Du toucher à l'ouïe : comment le fœtus perçoit-il les sons ?
Contrairement aux idées reçues, la perception des sons par le fœtus ne se limite pas à l'audition. «Le fœtus est capable de percevoir les sons assez tôt dans la gestation, car les sons ne seront perçus uniquement par l'audition, mais en premier lieu par la peau et le massage des cellules », explique Magali Trassaert. C’est d’ailleurs le cas tout au long de notre vie, c'est l'effet “chair de poule” lorsque l’on écoute certaines musiques. Cette perception des sons chez le foetus suit un développement chronologique précis : le système cutané se développe en premier, suivi des systèmes gustatif, olfactif et vestibulaire, avant le développement du système auditif.« Lors de la formation embryonnaire, les cellules réceptrices du son proviendraient[1] des mêmes souches que celles qui vont former l'oreille », précise la spécialiste.

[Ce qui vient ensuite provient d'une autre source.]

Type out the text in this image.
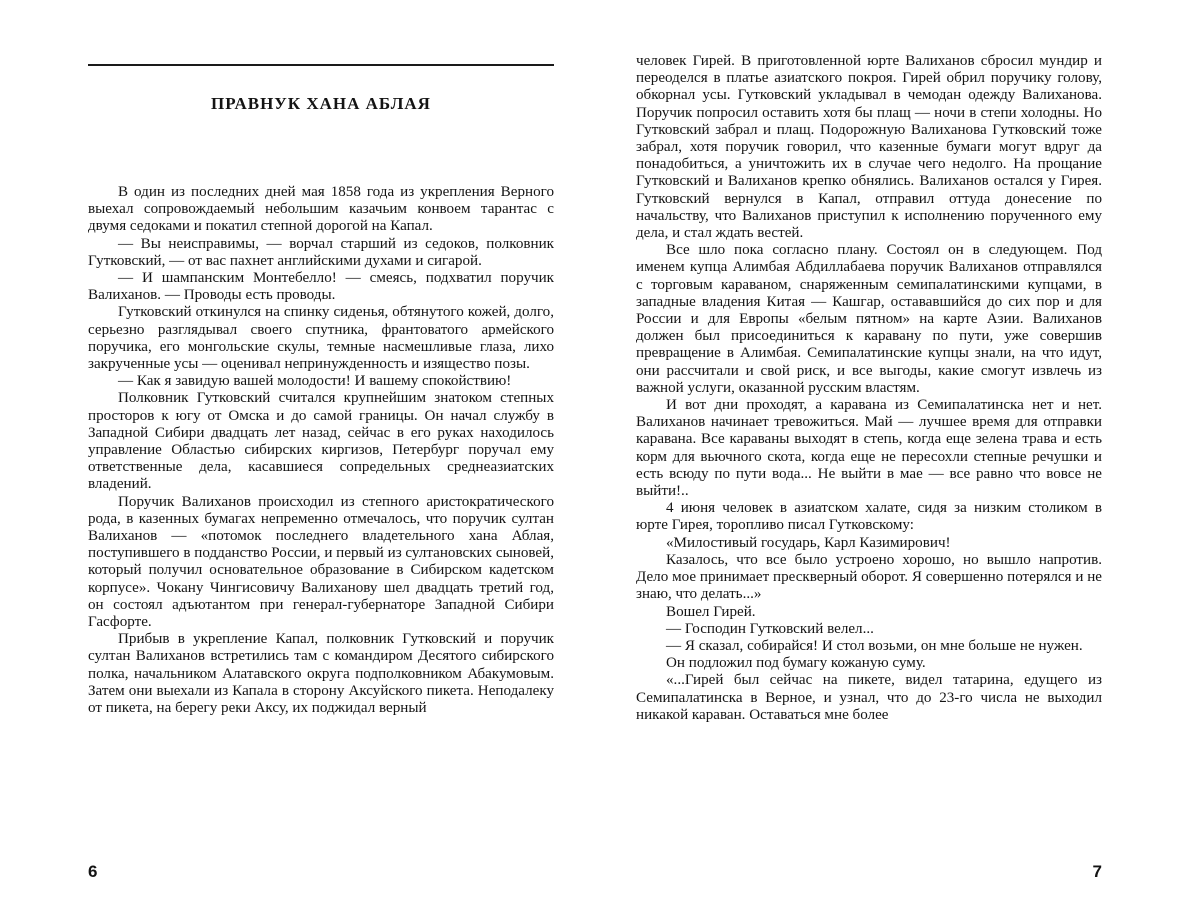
ПРАВНУК ХАНА АБЛАЯ

В один из последних дней мая 1858 года из укрепления Верного выехал сопровождаемый небольшим казачьим конвоем тарантас с двумя седоками и покатил степной дорогой на Капал.

— Вы неисправимы, — ворчал старший из седоков, полковник Гутковский, — от вас пахнет английскими духами и сигарой.

— И шампанским Монтебелло! — смеясь, подхватил поручик Валиханов. — Проводы есть проводы.

Гутковский откинулся на спинку сиденья, обтянутого кожей, долго, серьезно разглядывал своего спутника, франтоватого армейского поручика, его монгольские скулы, темные насмешливые глаза, лихо закрученные усы — оценивал непринужденность и изящество позы.

— Как я завидую вашей молодости! И вашему спокойствию!

Полковник Гутковский считался крупнейшим знатоком степных просторов к югу от Омска и до самой границы. Он начал службу в Западной Сибири двадцать лет назад, сейчас в его руках находилось управление Областью сибирских киргизов, Петербург поручал ему ответственные дела, касавшиеся сопредельных среднеазиатских владений.

Поручик Валиханов происходил из степного аристократического рода, в казенных бумагах непременно отмечалось, что поручик султан Валиханов — «потомок последнего владетельного хана Аблая, поступившего в подданство России, и первый из султановских сыновей, который получил основательное образование в Сибирском кадетском корпусе». Чокану Чингисовичу Валиханову шел двадцать третий год, он состоял адъютантом при генерал-губернаторе Западной Сибири Гасфорте.

Прибыв в укрепление Капал, полковник Гутковский и поручик султан Валиханов встретились там с командиром Десятого сибирского полка, начальником Алатавского округа подполковником Абакумовым. Затем они выехали из Капала в сторону Аксуйского пикета. Неподалеку от пикета, на берегу реки Аксу, их поджидал верный

6

человек Гирей. В приготовленной юрте Валиханов сбросил мундир и переоделся в платье азиатского покроя. Гирей обрил поручику голову, обкорнал усы. Гутковский укладывал в чемодан одежду Валиханова. Поручик попросил оставить хотя бы плащ — ночи в степи холодны. Но Гутковский забрал и плащ. Подорожную Валиханова Гутковский тоже забрал, хотя поручик говорил, что казенные бумаги могут вдруг да понадобиться, а уничтожить их в случае чего недолго. На прощание Гутковский и Валиханов крепко обнялись. Валиханов остался у Гирея. Гутковский вернулся в Капал, отправил оттуда донесение по начальству, что Валиханов приступил к исполнению порученного ему дела, и стал ждать вестей.

Все шло пока согласно плану. Состоял он в следующем. Под именем купца Алимбая Абдиллабаева поручик Валиханов отправлялся с торговым караваном, снаряженным семипалатинскими купцами, в западные владения Китая — Кашгар, остававшийся до сих пор и для России и для Европы «белым пятном» на карте Азии. Валиханов должен был присоединиться к каравану по пути, уже совершив превращение в Алимбая. Семипалатинские купцы знали, на что идут, они рассчитали и свой риск, и все выгоды, какие смогут извлечь из важной услуги, оказанной русским властям.

И вот дни проходят, а каравана из Семипалатинска нет и нет. Валиханов начинает тревожиться. Май — лучшее время для отправки каравана. Все караваны выходят в степь, когда еще зелена трава и есть корм для вьючного скота, когда еще не пересохли степные речушки и есть всюду по пути вода... Не выйти в мае — все равно что вовсе не выйти!..

4 июня человек в азиатском халате, сидя за низким столиком в юрте Гирея, торопливо писал Гутковскому:

«Милостивый государь, Карл Казимирович!

Казалось, что все было устроено хорошо, но вышло напротив. Дело мое принимает прескверный оборот. Я совершенно потерялся и не знаю, что делать...»

Вошел Гирей.

— Господин Гутковский велел...

— Я сказал, собирайся! И стол возьми, он мне больше не нужен.

Он подложил под бумагу кожаную суму.

«...Гирей был сейчас на пикете, видел татарина, едущего из Семипалатинска в Верное, и узнал, что до 23-го числа не выходил никакой караван. Оставаться мне более

7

La sensibilité cutanée débute dès la septième semaine de grossesse et atteint l'ensemble du corps du fœtus vers la vingtième semaine. Le système auditif, quant à lui, devient fonctionnel vers le sixième mois. « Les premières réactions du fœtus au bruit s'observent généralement autour des 24ᵉ et 27ᵉ semaines, et il atteint une performance optimale à 32-33 semaines, ce qui correspond à huit mois de grossesse », précise la spécialiste.
L’environnement intra-utérin est principalement composé de liquide amniotique. « Le son est amplifié dans l'eau. Il va se transmettre plus vite et de manière plus intense. 70 décibels dans l'air deviennent 110 décibels in utero », souligne la psychologue. Le fœtus est particulièrement réceptif aux basses fréquences, qui traversent plus facilement la barrière placentaire et le liquide amniotique. Les voix graves sont ainsi plus facilement perceptibles par le fœtus, de même que la voix de sa mère qui lui parvient non seulement par voie aérienne (extérieure) et par voie osseuse (interne)

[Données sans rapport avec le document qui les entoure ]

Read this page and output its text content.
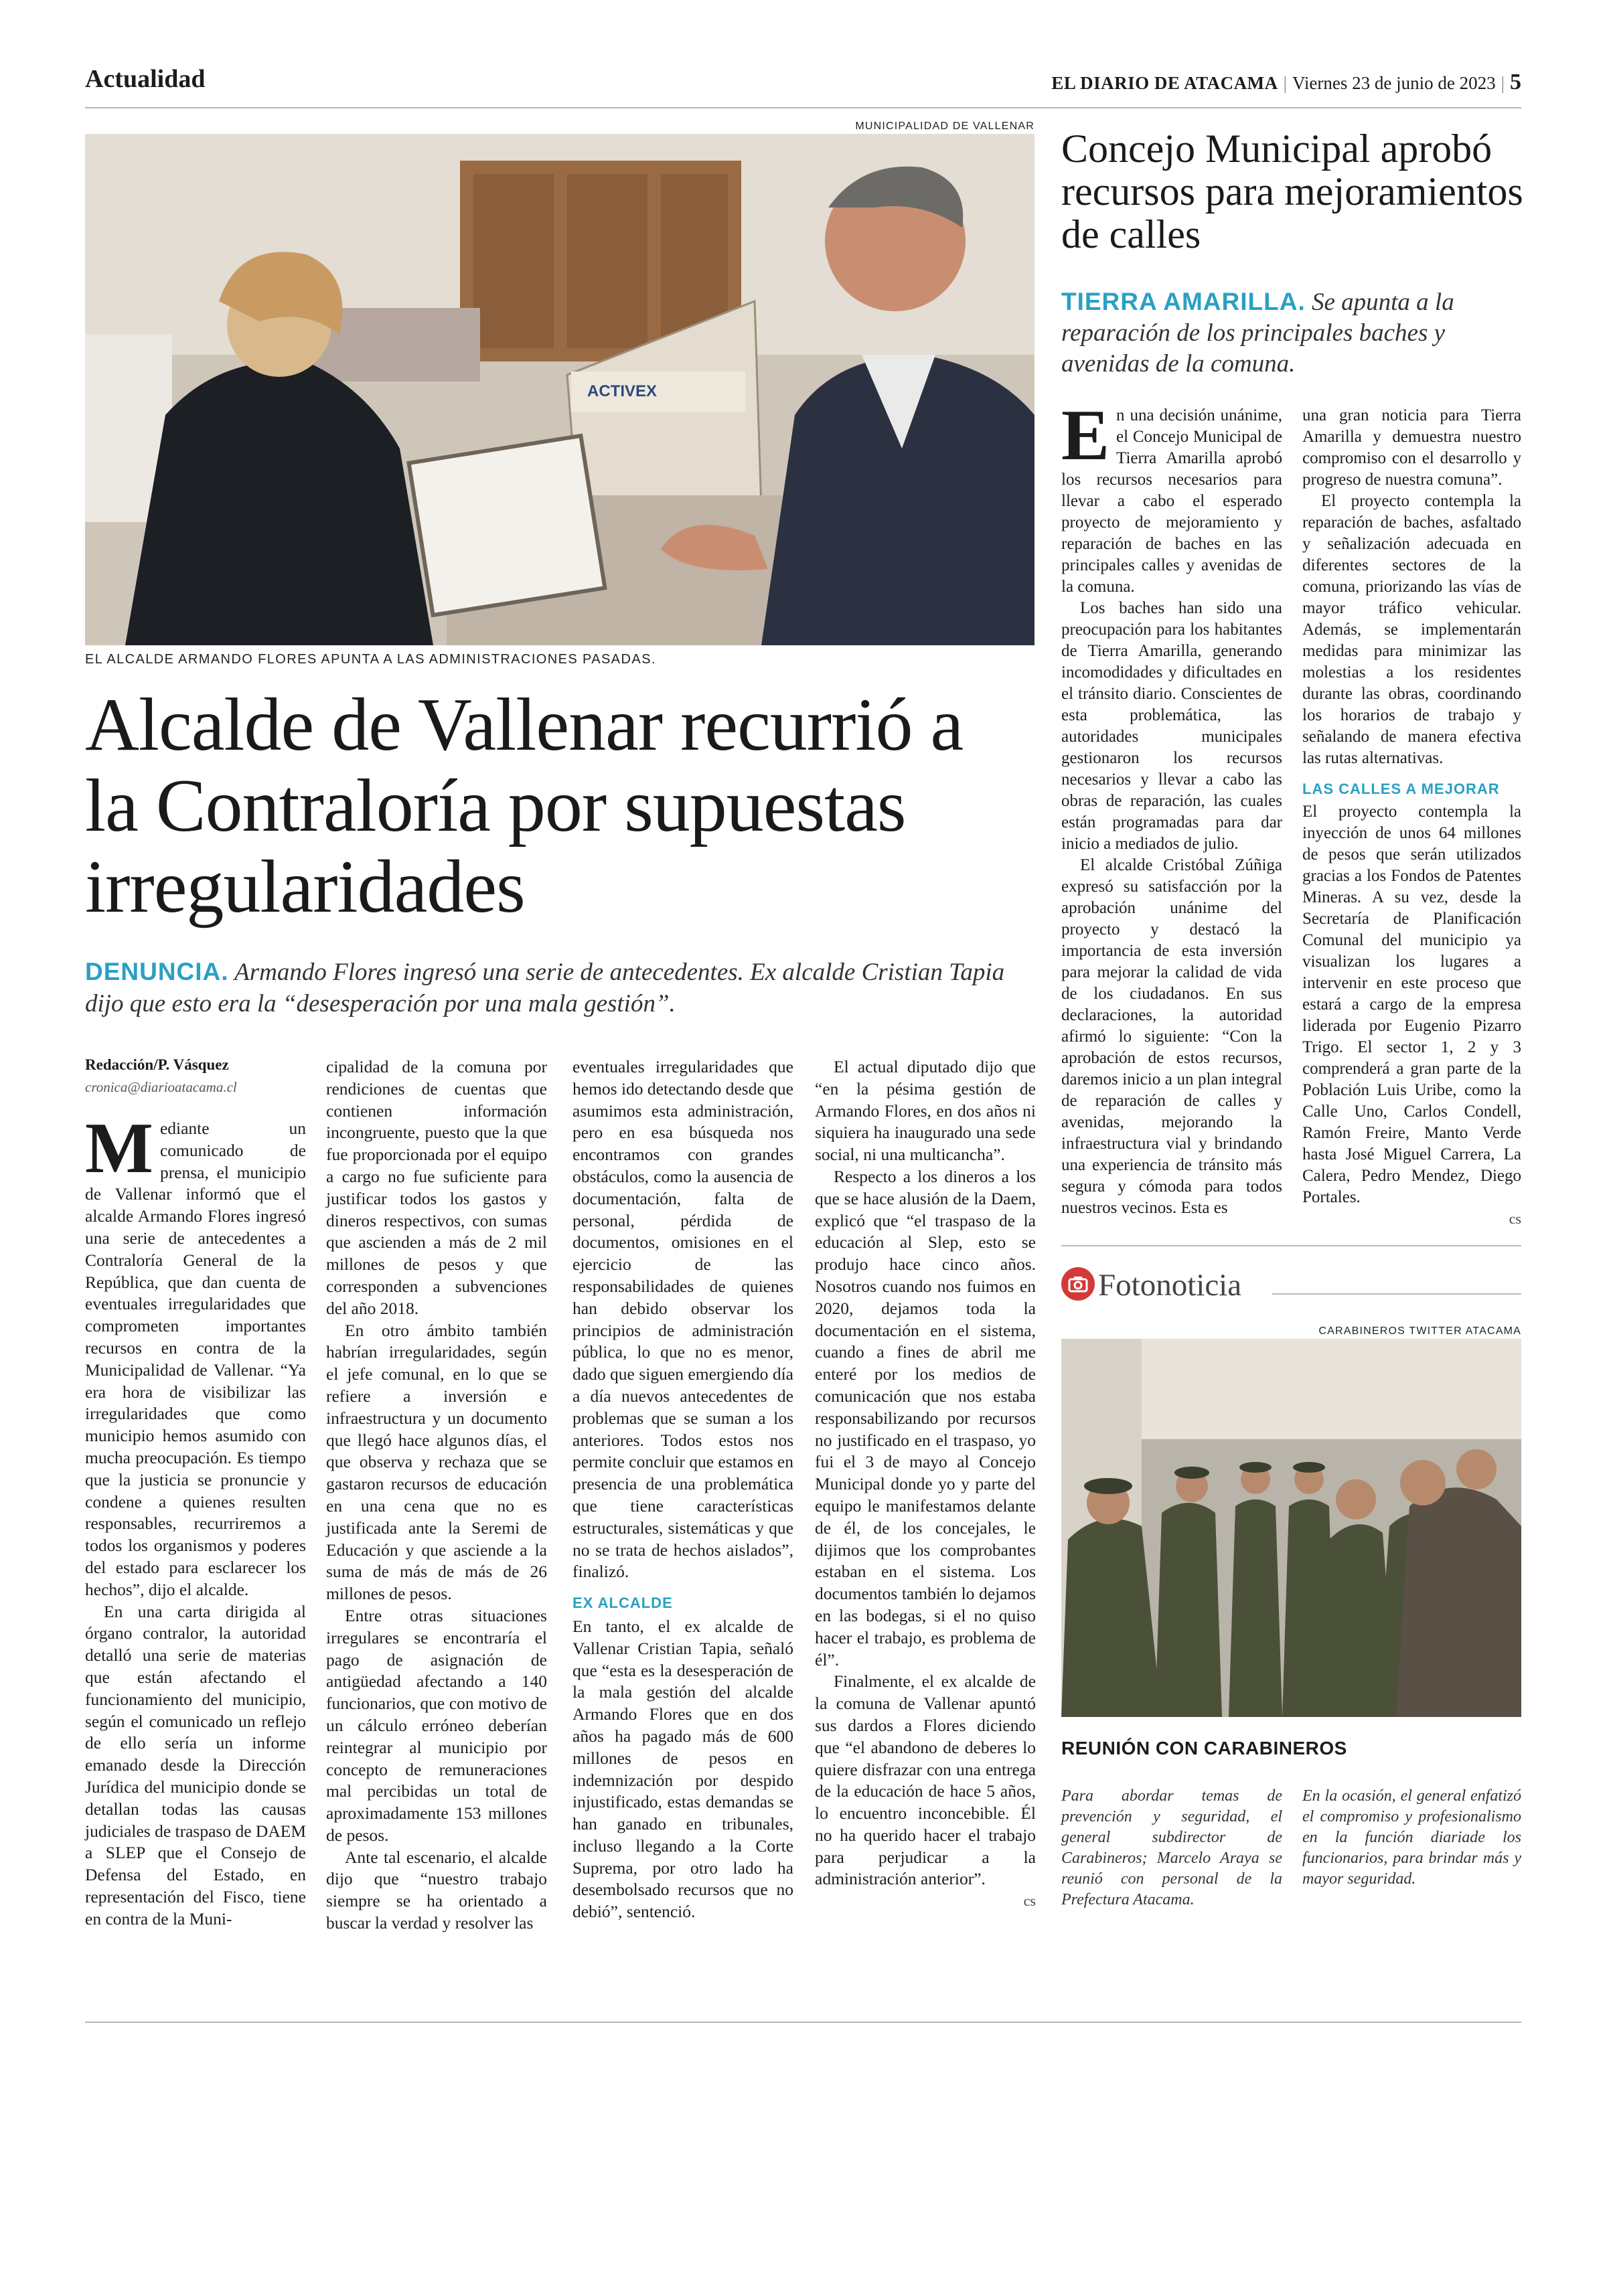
Actualidad	EL DIARIO DE ATACAMA | Viernes 23 de junio de 2023 | 5
MUNICIPALIDAD DE VALLENAR
ACTIVEX
EL ALCALDE ARMANDO FLORES APUNTA A LAS ADMINISTRACIONES PASADAS.
Alcalde de Vallenar recurrió a la Contraloría por supuestas irregularidades
DENUNCIA. Armando Flores ingresó una serie de antecedentes. Ex alcalde Cristian Tapia dijo que esto era la “desesperación por una mala gestión”.
Redacción/P. Vásquez
cronica@diarioatacama.cl
M ediante un comunicado de prensa, el municipio de Vallenar informó que el alcalde Armando Flores ingresó una serie de antecedentes a Contraloría General de la República, que dan cuenta de eventuales irregularidades que comprometen importantes recursos en contra de la Municipalidad de Vallenar. “Ya era hora de visibilizar las irregularidades que como municipio hemos asumido con mucha preocupación. Es tiempo que la justicia se pronuncie y condene a quienes resulten responsables, recurriremos a todos los organismos y poderes del estado para esclarecer los hechos”, dijo el alcalde.

En una carta dirigida al órgano contralor, la autoridad detalló una serie de materias que están afectando el funcionamiento del municipio, según el comunicado un reflejo de ello sería un informe emanado desde la Dirección Jurídica del municipio donde se detallan todas las causas judiciales de traspaso de DAEM a SLEP que el Consejo de Defensa del Estado, en representación del Fisco, tiene en contra de la Muni-

cipalidad de la comuna por rendiciones de cuentas que contienen información incongruente, puesto que la que fue proporcionada por el equipo a cargo no fue suficiente para justificar todos los gastos y dineros respectivos, con sumas que ascienden a más de 2 mil millones de pesos y que corresponden a subvenciones del año 2018.

En otro ámbito también habrían irregularidades, según el jefe comunal, en lo que se refiere a inversión e infraestructura y un documento que llegó hace algunos días, el que observa y rechaza que se gastaron recursos de educación en una cena que no es justificada ante la Seremi de Educación y que asciende a la suma de más de más de 26 millones de pesos.

Entre otras situaciones irregulares se encontraría el pago de asignación de antigüedad afectando a 140 funcionarios, que con motivo de un cálculo erróneo deberían reintegrar al municipio por concepto de remuneraciones mal percibidas un total de aproximadamente 153 millones de pesos.

Ante tal escenario, el alcalde dijo que “nuestro trabajo siempre se ha orientado a buscar la verdad y resolver las

eventuales irregularidades que hemos ido detectando desde que asumimos esta administración, pero en esa búsqueda nos encontramos con grandes obstáculos, como la ausencia de documentación, falta de personal, pérdida de documentos, omisiones en el ejercicio de las responsabilidades de quienes han debido observar los principios de administración pública, lo que no es menor, dado que siguen emergiendo día a día nuevos antecedentes de problemas que se suman a los anteriores. Todos estos nos permite concluir que estamos en presencia de una problemática que tiene características estructurales, sistemáticas y que no se trata de hechos aislados”, finalizó.

EX ALCALDE

En tanto, el ex alcalde de Vallenar Cristian Tapia, señaló que “esta es la desesperación de la mala gestión del alcalde Armando Flores que en dos años ha pagado más de 600 millones de pesos en indemnización por despido injustificado, estas demandas se han ganado en tribunales, incluso llegando a la Corte Suprema, por otro lado ha desembolsado recursos que no debió”, sentenció.

El actual diputado dijo que “en la pésima gestión de Armando Flores, en dos años ni siquiera ha inaugurado una sede social, ni una multicancha”.

Respecto a los dineros a los que se hace alusión de la Daem, explicó que “el traspaso de la educación al Slep, esto se produjo hace cinco años. Nosotros cuando nos fuimos en 2020, dejamos toda la documentación en el sistema, cuando a fines de abril me enteré por los medios de comunicación que nos estaba responsabilizando por recursos no justificado en el traspaso, yo fui el 3 de mayo al Concejo Municipal donde yo y parte del equipo le manifestamos delante de él, de los concejales, le dijimos que los comprobantes estaban en el sistema. Los documentos también lo dejamos en las bodegas, si el no quiso hacer el trabajo, es problema de él”.

Finalmente, el ex alcalde de la comuna de Vallenar apuntó sus dardos a Flores diciendo que “el abandono de deberes lo quiere disfrazar con una entrega de la educación de hace 5 años, lo encuentro inconcebible. Él no ha querido hacer el trabajo para perjudicar a la administración anterior”.

cs
Concejo Municipal aprobó recursos para mejoramientos de calles
TIERRA AMARILLA. Se apunta a la reparación de los principales baches y avenidas de la comuna.
E n una decisión unánime, el Concejo Municipal de Tierra Amarilla aprobó los recursos necesarios para llevar a cabo el esperado proyecto de mejoramiento y reparación de baches en las principales calles y avenidas de la comuna.

Los baches han sido una preocupación para los habitantes de Tierra Amarilla, generando incomodidades y dificultades en el tránsito diario. Conscientes de esta problemática, las autoridades municipales gestionaron los recursos necesarios y llevar a cabo las obras de reparación, las cuales están programadas para dar inicio a mediados de julio.

El alcalde Cristóbal Zúñiga expresó su satisfacción por la aprobación unánime del proyecto y destacó la importancia de esta inversión para mejorar la calidad de vida de los ciudadanos. En sus declaraciones, la autoridad afirmó lo siguiente: “Con la aprobación de estos recursos, daremos inicio a un plan integral de reparación de calles y avenidas, mejorando la infraestructura vial y brindando una experiencia de tránsito más segura y cómoda para todos nuestros vecinos. Esta es

una gran noticia para Tierra Amarilla y demuestra nuestro compromiso con el desarrollo y progreso de nuestra comuna”.

El proyecto contempla la reparación de baches, asfaltado y señalización adecuada en diferentes sectores de la comuna, priorizando las vías de mayor tráfico vehicular. Además, se implementarán medidas para minimizar las molestias a los residentes durante las obras, coordinando los horarios de trabajo y señalando de manera efectiva las rutas alternativas.

LAS CALLES A MEJORAR

El proyecto contempla la inyección de unos 64 millones de pesos que serán utilizados gracias a los Fondos de Patentes Mineras. A su vez, desde la Secretaría de Planificación Comunal del municipio ya visualizan los lugares a intervenir en este proceso que estará a cargo de la empresa liderada por Eugenio Pizarro Trigo. El sector 1, 2 y 3 comprenderá a gran parte de la Población Luis Uribe, como la Calle Uno, Carlos Condell, Ramón Freire, Manto Verde hasta José Miguel Carrera, La Calera, Pedro Mendez, Diego Portales.

cs
Fotonoticia
CARABINEROS TWITTER ATACAMA
REUNIÓN CON CARABINEROS
Para abordar temas de prevención y seguridad, el general subdirector de Carabineros; Marcelo Araya se reunió con personal de la Prefectura Atacama.
En la ocasión, el general enfatizó el compromiso y profesionalismo en la función diariade los funcionarios, para brindar más y mayor seguridad.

Les effets de la voix chantée sur le développement fœtal
Selon Marie-Claire Busnel, dans « L'Aube des sens », la voix chantée provoque des résonances beaucoup plus intenses que la voix parlée et offre des massages sonores à l'ensemble du cerveau, ayant ainsi un impact physique et neurologique puissant. « Des études mettent en évidence que les musiques qui apportent un bien-être ont une fréquence de 432Hz, ce qui correspond à la résonance des éléments naturels comme la terre et l'eau », ajoute la psychologue.
Selon les travaux cités par Magali Trassaert, notamment ceux de Sonia Arenillas Alcon et al. dans un article pour "Developmental Science", « l'exposition prénatale à la musique serait associée à un codage précis de la fréquence de la parole humaine », ce qui pourrait participer à l'acquisition précoce du langage.
La musique stimule également le développement des circuits cérébraux liés à la communication. « La musique entendue par le fœtus incite le bébé à la vocalise. On observe parfois des mouvements de la bouche du fœtus qui essaie de chanter », raconte la psychologue. Ces premières tentatives de vocalisation constituent les prémices du développement du langage.
Le chant prénatal comme vecteur de lien parent-enfant
Le chant prénatal joue un rôle particulier dans l'établissement du lien parent-enfant. «La voix fait lien et instaure un continuum entre l'avant, pendant et après la naissance », explique Magali Trassaert. Cette continuité est particulièrement importante pour le nouveau-né qui arrive dans un environnement totalement nouveau, parfois source d'anxiété.
Didier Anzieu dans son concept de «l'enveloppe sonore du soi » et du «moi-peau », cité par la psychologue, parle d’un « bain sonore constitué par la voix et l’intonation maternelle qui serait un organisateur du moi et par conséquent de l'image de soi du bébé. » Cette dimension relationnelle s'accompagne d'effets physiologiques mesurables. « Quand on chante, on sécrète différentes hormones : des endorphines, de la dopamine et de l'ocytocine », note la spécialiste. L'ocytocine, en particulier, favorise l'attachement. C’est aussi l’hormone de la maternité, connue pour favoriser le processus d’enfantement.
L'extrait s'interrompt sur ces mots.